# HSS928 is really slow



## prune (Feb 9, 2017)

Hi,

I bought a new HSS928 last year (replacing my Ariens), and I keep beeing miserable with it....
Biggest problem is slowliness...

While the motor keeps running at full speed, sometimes the forward speed is fast, sometimes not.
It's even more obvious with the revers. It's TERRIBLY slow, and sometimes it gets worse, like slower than just walking slowly...

It's taking me AGES to clear the parking slots.

The dealer told me there was nothing to be done, it's because of the hydrolic thing... If he speeds the reverse it will slof the forward...

Anyone with technical experience that could confirm that ? 

As a side question, anybody ever thougt of deporting the chute joystick to a smaller joystick on the right handle so we could control it without moving the hand ? some part of my yard is bumpy and it's difficult to control speed, direction and chute angle all with two hands...

Thanks all !


----------



## Jae0 (Jan 6, 2017)

Have you had your dealer check on any outstanding service bulletins? Check the attached link and see if your serial number is within the range of affected machines. 

 https://www.snowblowerforum.com/fo...lletin-intermittent-ground-speed-slowing.html


----------



## Miles (Sep 16, 2016)

I had my HSS928 fixed under warranty and they added an external reservoir.


----------



## orangputeh (Nov 24, 2016)

prune said:


> Hi,
> 
> I bought a new HSS928 last year (replacing my Ariens), and I keep beeing miserable with it....
> Biggest problem is slowliness...
> ...


call Honda customer relations in the US at 1-770-497-6400 do notknow the Canadian number.
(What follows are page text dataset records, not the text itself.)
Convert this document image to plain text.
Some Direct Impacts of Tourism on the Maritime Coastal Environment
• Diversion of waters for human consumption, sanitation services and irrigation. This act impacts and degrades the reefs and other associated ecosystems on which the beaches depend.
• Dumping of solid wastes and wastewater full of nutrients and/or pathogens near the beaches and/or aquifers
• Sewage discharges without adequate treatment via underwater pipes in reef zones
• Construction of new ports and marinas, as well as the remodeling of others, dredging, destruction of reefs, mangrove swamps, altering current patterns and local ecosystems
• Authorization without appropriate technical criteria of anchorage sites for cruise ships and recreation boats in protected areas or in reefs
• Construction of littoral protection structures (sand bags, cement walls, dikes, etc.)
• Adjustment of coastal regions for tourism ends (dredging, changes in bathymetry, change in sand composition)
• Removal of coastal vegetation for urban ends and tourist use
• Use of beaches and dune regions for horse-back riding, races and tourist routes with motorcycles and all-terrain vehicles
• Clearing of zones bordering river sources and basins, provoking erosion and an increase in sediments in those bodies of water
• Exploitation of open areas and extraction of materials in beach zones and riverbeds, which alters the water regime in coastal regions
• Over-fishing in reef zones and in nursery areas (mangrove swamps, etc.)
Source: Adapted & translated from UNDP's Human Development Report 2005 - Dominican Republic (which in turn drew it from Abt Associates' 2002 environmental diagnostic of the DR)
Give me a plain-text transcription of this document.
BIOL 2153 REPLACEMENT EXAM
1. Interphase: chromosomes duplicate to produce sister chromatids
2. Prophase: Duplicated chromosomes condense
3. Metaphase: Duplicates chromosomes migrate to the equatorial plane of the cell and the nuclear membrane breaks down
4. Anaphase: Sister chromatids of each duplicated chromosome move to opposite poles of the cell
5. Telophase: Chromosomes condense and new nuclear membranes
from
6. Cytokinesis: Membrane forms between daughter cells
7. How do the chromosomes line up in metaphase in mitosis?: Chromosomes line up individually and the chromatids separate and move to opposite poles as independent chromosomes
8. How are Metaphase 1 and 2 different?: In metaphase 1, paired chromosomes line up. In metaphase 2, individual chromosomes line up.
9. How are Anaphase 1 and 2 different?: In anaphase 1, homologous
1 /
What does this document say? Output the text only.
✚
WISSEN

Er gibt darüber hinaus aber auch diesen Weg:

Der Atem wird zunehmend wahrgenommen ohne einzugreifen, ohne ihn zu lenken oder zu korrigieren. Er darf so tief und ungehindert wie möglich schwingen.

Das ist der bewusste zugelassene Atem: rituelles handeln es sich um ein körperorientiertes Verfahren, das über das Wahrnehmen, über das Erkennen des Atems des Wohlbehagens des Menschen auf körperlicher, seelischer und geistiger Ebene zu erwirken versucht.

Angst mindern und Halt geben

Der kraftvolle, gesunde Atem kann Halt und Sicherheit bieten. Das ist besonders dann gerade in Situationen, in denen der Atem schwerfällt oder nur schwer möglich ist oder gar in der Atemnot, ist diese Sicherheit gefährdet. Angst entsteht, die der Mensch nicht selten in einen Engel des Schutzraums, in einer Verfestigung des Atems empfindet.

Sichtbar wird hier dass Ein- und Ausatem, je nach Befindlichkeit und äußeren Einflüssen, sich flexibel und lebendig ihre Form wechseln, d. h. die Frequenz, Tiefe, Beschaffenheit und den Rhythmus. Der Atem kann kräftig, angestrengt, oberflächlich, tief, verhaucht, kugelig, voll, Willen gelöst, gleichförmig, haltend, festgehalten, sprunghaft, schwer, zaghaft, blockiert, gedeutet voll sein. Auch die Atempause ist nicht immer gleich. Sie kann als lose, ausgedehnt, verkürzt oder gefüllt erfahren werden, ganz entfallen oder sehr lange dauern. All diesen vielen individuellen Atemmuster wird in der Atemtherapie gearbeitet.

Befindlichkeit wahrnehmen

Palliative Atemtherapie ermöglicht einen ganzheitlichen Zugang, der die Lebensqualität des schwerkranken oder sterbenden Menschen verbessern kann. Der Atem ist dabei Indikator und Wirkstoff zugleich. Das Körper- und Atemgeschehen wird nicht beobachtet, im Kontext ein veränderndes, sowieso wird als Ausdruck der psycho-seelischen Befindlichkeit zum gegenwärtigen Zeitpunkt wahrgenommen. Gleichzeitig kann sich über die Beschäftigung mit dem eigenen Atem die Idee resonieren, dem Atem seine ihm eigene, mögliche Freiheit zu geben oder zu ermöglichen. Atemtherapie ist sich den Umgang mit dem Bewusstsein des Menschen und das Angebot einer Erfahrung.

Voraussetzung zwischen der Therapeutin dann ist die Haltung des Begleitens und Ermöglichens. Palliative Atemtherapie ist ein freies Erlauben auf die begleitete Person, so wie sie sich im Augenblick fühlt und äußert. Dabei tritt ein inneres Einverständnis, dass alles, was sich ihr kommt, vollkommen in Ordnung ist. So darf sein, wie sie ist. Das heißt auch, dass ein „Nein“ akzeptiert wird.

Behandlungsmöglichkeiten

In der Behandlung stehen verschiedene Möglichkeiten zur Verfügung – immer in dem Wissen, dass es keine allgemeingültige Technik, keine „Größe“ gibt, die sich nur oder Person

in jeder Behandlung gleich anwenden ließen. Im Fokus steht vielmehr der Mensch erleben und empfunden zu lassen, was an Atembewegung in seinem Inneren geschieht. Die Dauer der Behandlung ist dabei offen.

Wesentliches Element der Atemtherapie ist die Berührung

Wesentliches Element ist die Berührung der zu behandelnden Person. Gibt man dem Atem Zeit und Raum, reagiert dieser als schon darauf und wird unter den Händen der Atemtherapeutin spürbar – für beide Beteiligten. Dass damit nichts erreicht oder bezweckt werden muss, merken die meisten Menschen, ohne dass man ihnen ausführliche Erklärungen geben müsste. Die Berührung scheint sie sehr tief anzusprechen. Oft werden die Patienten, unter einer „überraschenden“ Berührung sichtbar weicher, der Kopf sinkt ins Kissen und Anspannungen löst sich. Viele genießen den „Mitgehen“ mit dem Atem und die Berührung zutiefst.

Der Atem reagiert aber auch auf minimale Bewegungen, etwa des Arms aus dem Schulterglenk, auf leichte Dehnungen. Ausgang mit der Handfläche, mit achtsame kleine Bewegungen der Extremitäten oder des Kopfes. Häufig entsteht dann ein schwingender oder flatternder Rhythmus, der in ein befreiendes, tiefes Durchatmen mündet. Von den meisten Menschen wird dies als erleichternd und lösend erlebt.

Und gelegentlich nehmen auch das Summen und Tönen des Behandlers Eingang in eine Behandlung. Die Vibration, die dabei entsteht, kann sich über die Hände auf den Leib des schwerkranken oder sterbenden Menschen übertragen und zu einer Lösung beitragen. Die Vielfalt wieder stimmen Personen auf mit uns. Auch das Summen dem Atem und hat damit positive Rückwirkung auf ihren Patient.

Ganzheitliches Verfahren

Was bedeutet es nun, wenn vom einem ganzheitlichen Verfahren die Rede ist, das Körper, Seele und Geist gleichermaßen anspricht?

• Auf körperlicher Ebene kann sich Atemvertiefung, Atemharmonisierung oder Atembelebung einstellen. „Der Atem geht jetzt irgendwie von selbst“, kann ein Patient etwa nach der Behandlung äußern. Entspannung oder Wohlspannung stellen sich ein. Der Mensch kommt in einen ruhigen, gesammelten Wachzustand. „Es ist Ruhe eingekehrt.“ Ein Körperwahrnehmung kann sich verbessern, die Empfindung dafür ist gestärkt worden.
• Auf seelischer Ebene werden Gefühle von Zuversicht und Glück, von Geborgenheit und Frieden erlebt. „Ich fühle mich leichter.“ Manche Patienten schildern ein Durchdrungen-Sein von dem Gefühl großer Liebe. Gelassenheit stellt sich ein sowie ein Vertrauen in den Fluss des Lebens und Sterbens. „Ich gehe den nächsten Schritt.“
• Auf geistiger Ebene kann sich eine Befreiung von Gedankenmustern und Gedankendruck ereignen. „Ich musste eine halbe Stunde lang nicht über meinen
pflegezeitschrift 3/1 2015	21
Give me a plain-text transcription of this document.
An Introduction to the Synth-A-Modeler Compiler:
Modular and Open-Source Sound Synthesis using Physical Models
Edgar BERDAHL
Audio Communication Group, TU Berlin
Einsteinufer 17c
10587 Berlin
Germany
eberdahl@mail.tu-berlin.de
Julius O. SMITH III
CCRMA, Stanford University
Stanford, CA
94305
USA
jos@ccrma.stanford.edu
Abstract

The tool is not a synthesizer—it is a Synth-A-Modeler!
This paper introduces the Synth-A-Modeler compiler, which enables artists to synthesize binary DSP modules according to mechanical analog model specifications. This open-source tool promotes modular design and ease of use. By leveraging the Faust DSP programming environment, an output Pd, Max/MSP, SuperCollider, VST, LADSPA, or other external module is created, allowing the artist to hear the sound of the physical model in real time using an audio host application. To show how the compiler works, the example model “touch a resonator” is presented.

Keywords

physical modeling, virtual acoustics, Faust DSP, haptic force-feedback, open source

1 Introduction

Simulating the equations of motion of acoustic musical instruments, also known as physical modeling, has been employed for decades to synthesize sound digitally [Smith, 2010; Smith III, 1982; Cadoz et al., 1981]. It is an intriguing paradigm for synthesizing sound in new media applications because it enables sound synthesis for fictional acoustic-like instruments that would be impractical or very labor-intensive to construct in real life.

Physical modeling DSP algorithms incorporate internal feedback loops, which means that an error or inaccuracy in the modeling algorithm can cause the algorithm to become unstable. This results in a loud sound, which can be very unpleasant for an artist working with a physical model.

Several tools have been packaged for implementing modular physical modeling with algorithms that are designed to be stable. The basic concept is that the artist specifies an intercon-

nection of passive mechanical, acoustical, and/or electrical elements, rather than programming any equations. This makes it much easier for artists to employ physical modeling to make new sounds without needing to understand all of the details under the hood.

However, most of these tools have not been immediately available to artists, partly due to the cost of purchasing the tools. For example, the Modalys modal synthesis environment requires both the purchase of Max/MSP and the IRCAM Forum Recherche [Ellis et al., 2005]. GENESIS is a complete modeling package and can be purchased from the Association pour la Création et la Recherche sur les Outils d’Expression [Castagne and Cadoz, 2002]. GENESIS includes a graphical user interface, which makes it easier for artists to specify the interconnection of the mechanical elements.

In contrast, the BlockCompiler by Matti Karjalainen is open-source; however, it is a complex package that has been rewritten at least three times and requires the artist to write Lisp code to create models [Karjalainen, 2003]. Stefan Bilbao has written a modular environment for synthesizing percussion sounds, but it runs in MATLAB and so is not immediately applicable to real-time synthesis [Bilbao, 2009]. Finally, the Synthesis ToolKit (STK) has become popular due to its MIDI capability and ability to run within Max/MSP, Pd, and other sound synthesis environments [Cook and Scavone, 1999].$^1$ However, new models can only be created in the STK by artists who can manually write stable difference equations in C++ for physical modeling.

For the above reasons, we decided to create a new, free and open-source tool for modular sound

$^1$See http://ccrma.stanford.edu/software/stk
sounds like your dealer is not being straight with you.


----------



## uwelk (Jan 6, 2016)

Mine has the same problem. I just took it in to the dealer last week with a copy of the service bulletin. The service manager said that he called "Honda" and parts will be sent and the upgrade made and it will be ready to pick up later this week. Hopefully this resolves everything. I would print off the service bulletin and provide it to your local dealer.


----------



## SkunkyLawnmowers (Oct 18, 2018)

I hope the OP is reading all these great responses.......


----------



## Halfatrack (Nov 22, 2018)

Your looking at service Bulletin #30 kit Honda 06204-V45-A00 kit, oil tank.
This will take care of that problem.


----------



## uwelk (Jan 6, 2016)

Just got mine back from dealer, new reservoir installed. Tested it briefly and it seems like it resolved the problem; however, didn't have a chance to run it very long. Took about a week and was covered under warranty. i would definitely take it to your local dealer with a copy of the service bulletin and that should be all you need.


----------